Objective: This study was done to know the ability of wet hijamah on ridding the body of trace minerals and comparing the concentration of investigated elements with that found in venous blood samples.
Methods: The blood samples were collected from 18 volunteers. The samples were digested at ~65 ⁰C using a mixture of nitric acid and hydrogen peroxide in a ratio of (2:1), and then an inductively coupled plasma - optical emission spectrometry (ICP-OES) was used to determine the concentration of trace elements iron (Fe), nickel (Ni), chromium (Cr), cobalt (Co), cadmium (Cd), zinc (Zn), aluminum (Al), copper (Cu) and lead (Pb). Relationships between the studied blood samples were examined using SPSS statistical software.

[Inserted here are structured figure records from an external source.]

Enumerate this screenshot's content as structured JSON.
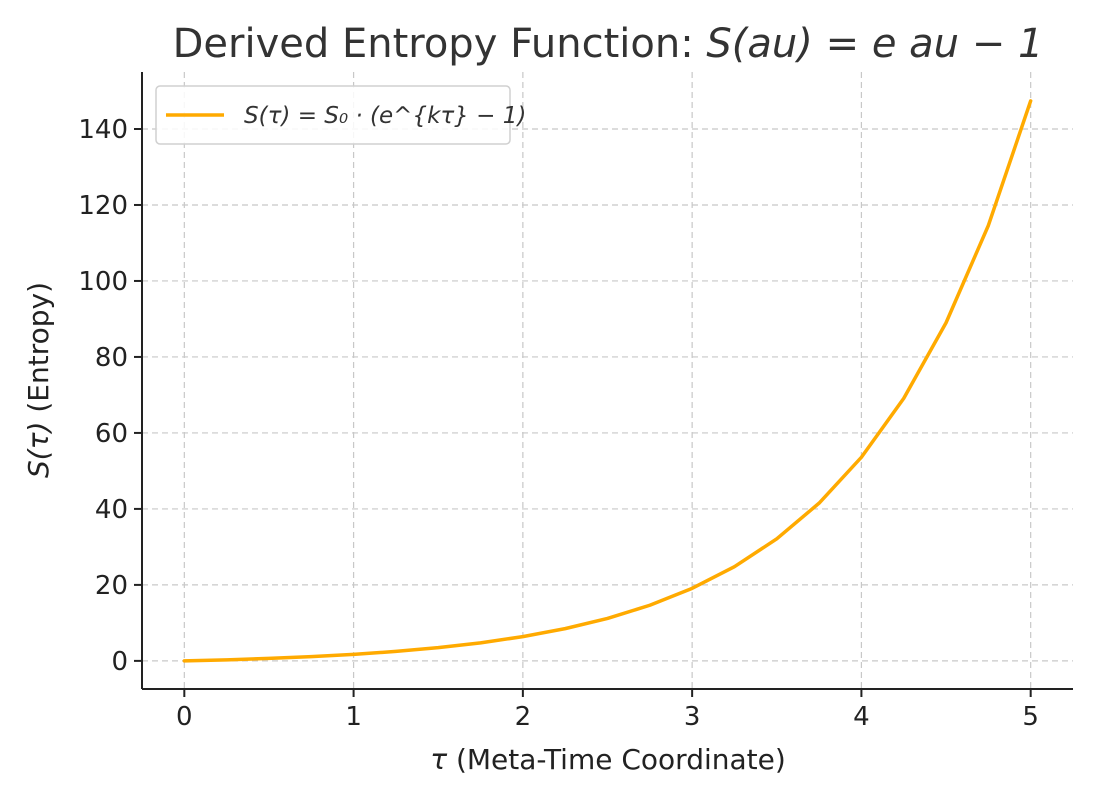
{
  "chart_data": {
    "type": "line",
    "title_plain": "Derived Entropy Function: ",
    "title_math": "S(au) = e au − 1",
    "xlabel_symbol": "τ",
    "xlabel_text": " (Meta-Time Coordinate)",
    "ylabel_math": "S(τ)",
    "ylabel_text": " (Entropy)",
    "xlim": [
      -0.25,
      5.25
    ],
    "ylim": [
      -7.4,
      155
    ],
    "xticks": [
      0,
      1,
      2,
      3,
      4,
      5
    ],
    "yticks": [
      0,
      20,
      40,
      60,
      80,
      100,
      120,
      140
    ],
    "grid": true,
    "legend_position": "top-left",
    "series": [
      {
        "name": "S(τ) = S₀ · (e^{kτ} − 1)",
        "color": "#FFAA00",
        "x": [
          0,
          0.25,
          0.5,
          0.75,
          1.0,
          1.25,
          1.5,
          1.75,
          2.0,
          2.25,
          2.5,
          2.75,
          3.0,
          3.25,
          3.5,
          3.75,
          4.0,
          4.25,
          4.5,
          4.75,
          5.0
        ],
        "y": [
          0,
          0.28,
          0.65,
          1.12,
          1.72,
          2.49,
          3.48,
          4.75,
          6.39,
          8.49,
          11.18,
          14.64,
          19.09,
          24.8,
          32.12,
          41.52,
          53.6,
          69.1,
          89.0,
          114.6,
          147.4
        ]
      }
    ]
  }
}
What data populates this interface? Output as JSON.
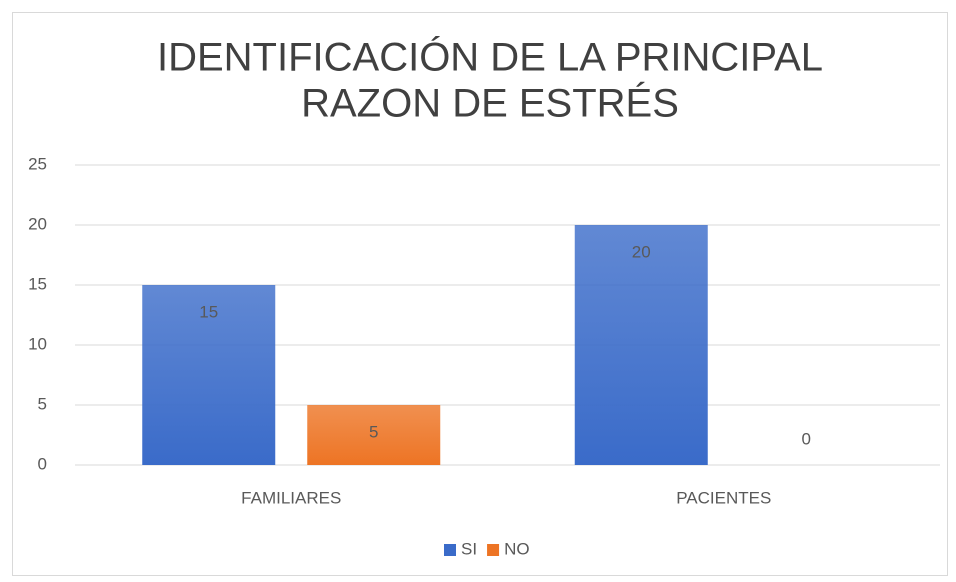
{
  "chart_data": {
    "type": "bar",
    "title": [
      "IDENTIFICACIÓN DE LA PRINCIPAL",
      "RAZON DE ESTRÉS"
    ],
    "categories": [
      "FAMILIARES",
      "PACIENTES"
    ],
    "series": [
      {
        "name": "SI",
        "color": "#3a6bc9",
        "values": [
          15,
          20
        ]
      },
      {
        "name": "NO",
        "color": "#ed7424",
        "values": [
          5,
          0
        ]
      }
    ],
    "ylim": [
      0,
      25
    ],
    "yticks": [
      0,
      5,
      10,
      15,
      20,
      25
    ],
    "grid": true,
    "legend": "bottom"
  }
}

Results: It was noted that some trace elements in hijamah and venous had statistically significant differences were Fe, Ni, Cd, Zn, Al, Cu, and Pb, where the values of p (< 0.0001, 0.046, 0.024, 0.005, 0.009, 0.024, and 0.012 respectively). While the other elements did not show statistically significant differences, namely, Cr and Co, at p 0.263, and 0.416, respectively.
Conclusion: The study showed that wet hijamah can be safely applied to reduce the levels of trace elements in the blood. It may be useful for people who work in jobs where the accumulation of toxic elements in their bodies is possible.
Keywords: Hijamah Therapy, Blood Samples, Elemental Analysis, ICP-OES.